Maple sugaring takes patience—a lesson kindergarten students in Portland Public Schools now know firsthand. Students across the district spent late winter learning about maple trees and maple sugaring, studying maple trees on their school grounds, and in many cases, tapping those trees, as a part of a Wabanaki Studies unit for kindergarten called Maple Thanksgiving. Last week, those 500 kindergarteners visited the campus of the Portland Arts and Technology High School (PATHS) for a culminating fieldwork experience.
The week kicked off with Ocean Avenue Elementary School, where each classroom disembarked the school bus with a bucket of maple sap in tow, and students were eager to share what they had learned and observed. At the “Maple Discovery” rotation led by Maine Audubon educators, Early Childhood Program Manager Molly Woodring began by asking them about “their” maple trees:
“Are their branches opposite or alternate?”
“What words would you use to describe the bark?”
“How big is the maple tree at your school?”
“Bigger than a hug!”
Sitting beneath a maple tree, she and other Maine Audubon educators went on to play a leaf identification game and use taxidermy to teach the students about the birds and wildlife that depend on maple trees for food and shelter, including Yellow-bellied Sapsuckers and Ruby-throated Hummingbirds that drink sap from holes created by the sapsuckers.
According to Portland Public Schools, “Students have learned about the Indigenous origins of maple sugaring and learned how to identify maple trees, as well as learning about the habitat they provide for animals.
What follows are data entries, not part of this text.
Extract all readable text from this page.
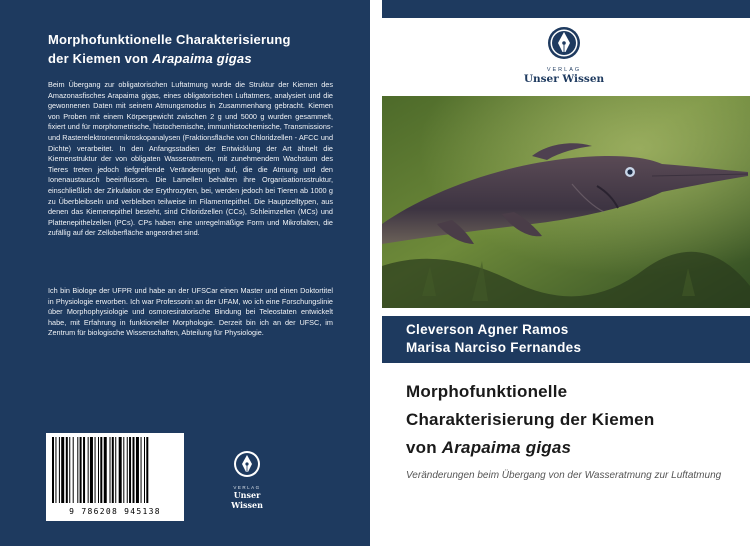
Morphofunktionelle Charakterisierung
der Kiemen von Arapaima gigas
Beim Übergang zur obligatorischen Luftatmung wurde die Struktur der Kiemen des Amazonasfisches Arapaima gigas, eines obligatorischen Luftatmers, analysiert und die gewonnenen Daten mit seinem Atmungsmodus in Zusammenhang gebracht. Kiemen von Proben mit einem Körpergewicht zwischen 2 g und 5000 g wurden gesammelt, fixiert und für morphometrische, histochemische, immunhistochemische, Transmissions- und Rasterelektronenmikroskopanalysen (Fraktionsfläche von Chloridzellen - AFCC und Dichte) verarbeitet. In den Anfangsstadien der Entwicklung der Art ähnelt die Kiemenstruktur der von obligaten Wasseratmern, mit zunehmendem Wachstum des Tieres treten jedoch tiefgreifende Veränderungen auf, die die Atmung und den Ionenaustausch beeinflussen. Die Lamellen behalten ihre Organisationsstruktur, einschließlich der Zirkulation der Erythrozyten, bei, werden jedoch bei Tieren ab 1000 g zu Überbleibseln und verbleiben teilweise im Filamentepithel. Die Hauptzelltypen, aus denen das Kiemenepithel besteht, sind Chloridzellen (CCs), Schleimzellen (MCs) und Plattenepithelzellen (PCs). CPs haben eine unregelmäßige Form und Mikrofalten, die zufällig auf der Zelloberfläche angeordnet sind.
Ich bin Biologe der UFPR und habe an der UFSCar einen Master und einen Doktortitel in Physiologie erworben. Ich war Professorin an der UFAM, wo ich eine Forschungslinie über Morphophysiologie und osmoresiratorische Bindung bei Teleostaten entwickelt habe, mit Erfahrung in funktioneller Morphologie. Derzeit bin ich an der UFSC, im Zentrum für biologische Wissenschaften, Abteilung für Physiologie.
9 786208 945138
VERLAG
Unser Wissen
VERLAG
Unser Wissen
Cleverson Agner Ramos
Marisa Narciso Fernandes
Morphofunktionelle
Charakterisierung der Kiemen
von Arapaima gigas
Veränderungen beim Übergang von der Wasseratmung zur Luftatmung
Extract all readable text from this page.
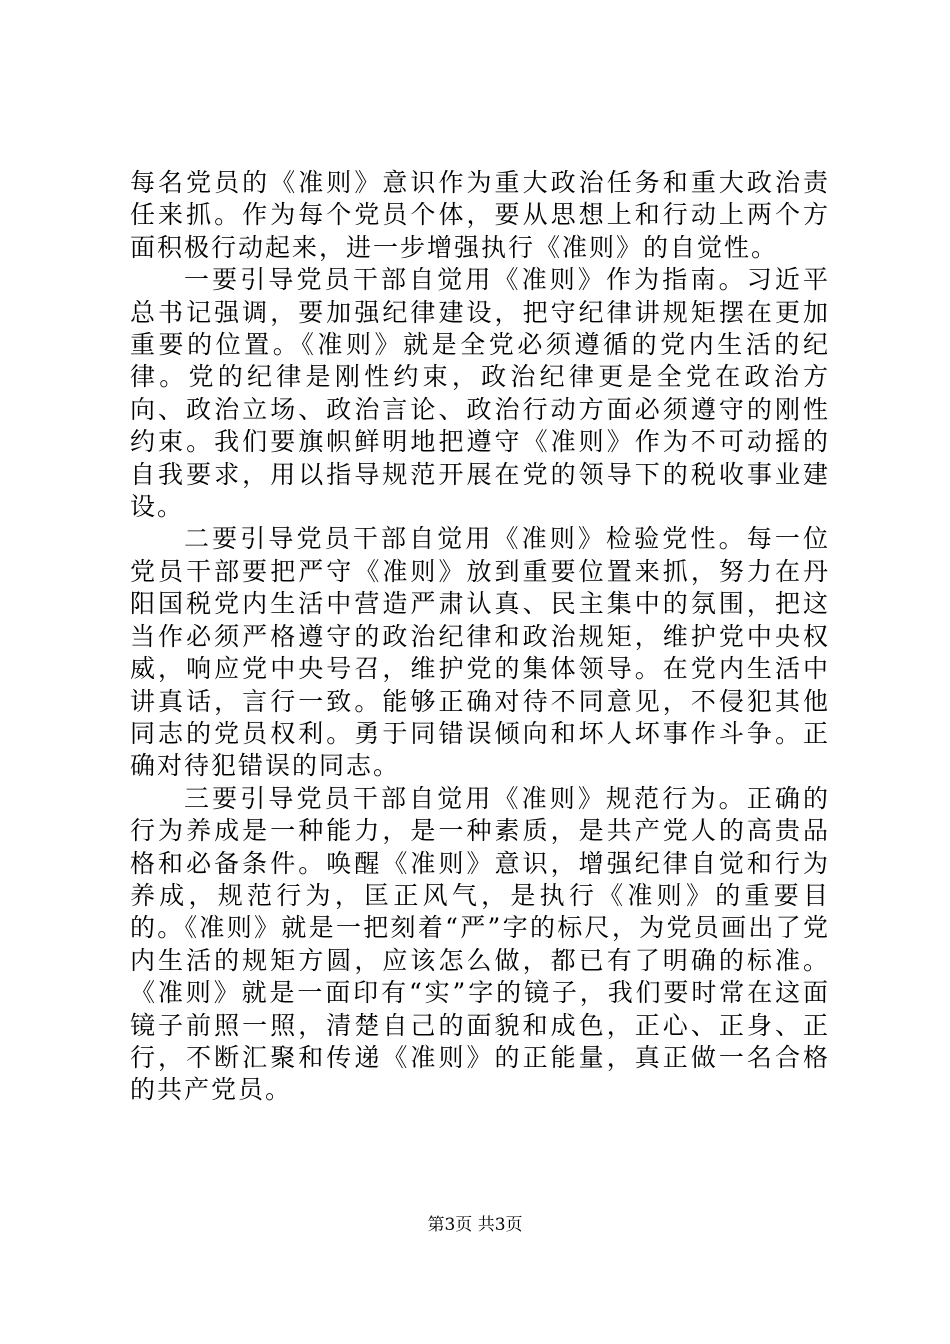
每名党员的《准则》意识作为重大政治任务和重大政治责任来抓。作为每个党员个体，要从思想上和行动上两个方面积极行动起来，进一步增强执行《准则》的自觉性。

一要引导党员干部自觉用《准则》作为指南。习近平总书记强调，要加强纪律建设，把守纪律讲规矩摆在更加重要的位置。《准则》就是全党必须遵循的党内生活的纪律。党的纪律是刚性约束，政治纪律更是全党在政治方向、政治立场、政治言论、政治行动方面必须遵守的刚性约束。我们要旗帜鲜明地把遵守《准则》作为不可动摇的自我要求，用以指导规范开展在党的领导下的税收事业建设。

二要引导党员干部自觉用《准则》检验党性。每一位党员干部要把严守《准则》放到重要位置来抓，努力在丹阳国税党内生活中营造严肃认真、民主集中的氛围，把这当作必须严格遵守的政治纪律和政治规矩，维护党中央权威，响应党中央号召，维护党的集体领导。在党内生活中讲真话，言行一致。能够正确对待不同意见，不侵犯其他同志的党员权利。勇于同错误倾向和坏人坏事作斗争。正确对待犯错误的同志。

三要引导党员干部自觉用《准则》规范行为。正确的行为养成是一种能力，是一种素质，是共产党人的高贵品格和必备条件。唤醒《准则》意识，增强纪律自觉和行为养成，规范行为，匡正风气，是执行《准则》的重要目的。《准则》就是一把刻着“严”字的标尺，为党员画出了党内生活的规矩方圆，应该怎么做，都已有了明确的标准。《准则》就是一面印有“实”字的镜子，我们要时常在这面镜子前照一照，清楚自己的面貌和成色，正心、正身、正行，不断汇聚和传递《准则》的正能量，真正做一名合格的共产党员。

第3页 共3页
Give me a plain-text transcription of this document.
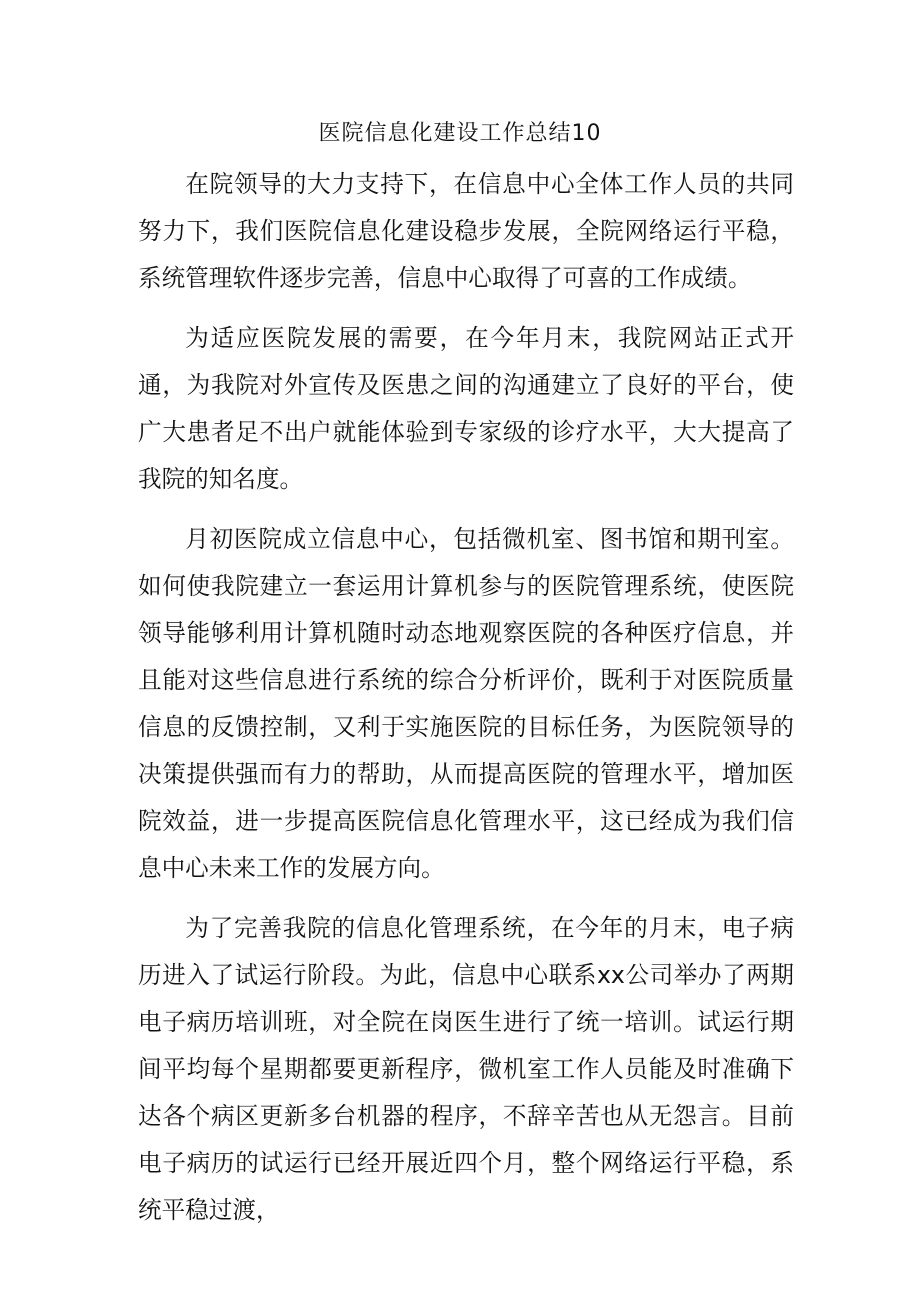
医院信息化建设工作总结10

在院领导的大力支持下，在信息中心全体工作人员的共同努力下，我们医院信息化建设稳步发展，全院网络运行平稳，系统管理软件逐步完善，信息中心取得了可喜的工作成绩。

为适应医院发展的需要，在今年月末，我院网站正式开通，为我院对外宣传及医患之间的沟通建立了良好的平台，使广大患者足不出户就能体验到专家级的诊疗水平，大大提高了我院的知名度。

月初医院成立信息中心，包括微机室、图书馆和期刊室。如何使我院建立一套运用计算机参与的医院管理系统，使医院领导能够利用计算机随时动态地观察医院的各种医疗信息，并且能对这些信息进行系统的综合分析评价，既利于对医院质量信息的反馈控制，又利于实施医院的目标任务，为医院领导的决策提供强而有力的帮助，从而提高医院的管理水平，增加医院效益，进一步提高医院信息化管理水平，这已经成为我们信息中心未来工作的发展方向。

为了完善我院的信息化管理系统，在今年的月末，电子病历进入了试运行阶段。为此，信息中心联系xx公司举办了两期电子病历培训班，对全院在岗医生进行了统一培训。试运行期间平均每个星期都要更新程序，微机室工作人员能及时准确下达各个病区更新多台机器的程序，不辞辛苦也从无怨言。目前电子病历的试运行已经开展近四个月，整个网络运行平稳，系统平稳过渡，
This unit aims to introduce students to the Indigenous values of gratitude and reciprocity, which are deeply embedded within a Wabanaki worldview. The visit is part of a larger initiative to integrate Wabanaki Studies into the district’s social studies curriculum, which is required by state law LD291. It also is part of a district-wide effort to ensure all students have fieldwork opportunities as part of their learning.”
During the Maple Thanksgiving fieldwork, students participated in four activity rotations. Along with the Maine Audubon station, Katie West, outdoor experiential learning coordinator for Portland Public School District, led students through a tactile experience making maple leaf ornaments with salt dough, and Brooke Teller, STEM Coordinator for Portland Public Schools, led a storytime station, reading Almost Time by Gary Schmidt and Elizabeth Stickney to the students.
But the sweetest part of the visit was surely the tour of the student-built PATHS Sugar House. High school students at PATHS collect sap on the campus and boil it down to create maple syrup, which is then used in the school’s culinary program. The kindergarteners watched a demonstration at the Sugar House and each got an ice cream cone with maple syrup poured on top.
“We get to have ice cream before lunch?” one student asked. “This is lunch!” responded another. The ice cream was a treat gone in an instant, but students’ relationship with and gratitude toward the maple trees seemed destined to stay with them for much longer.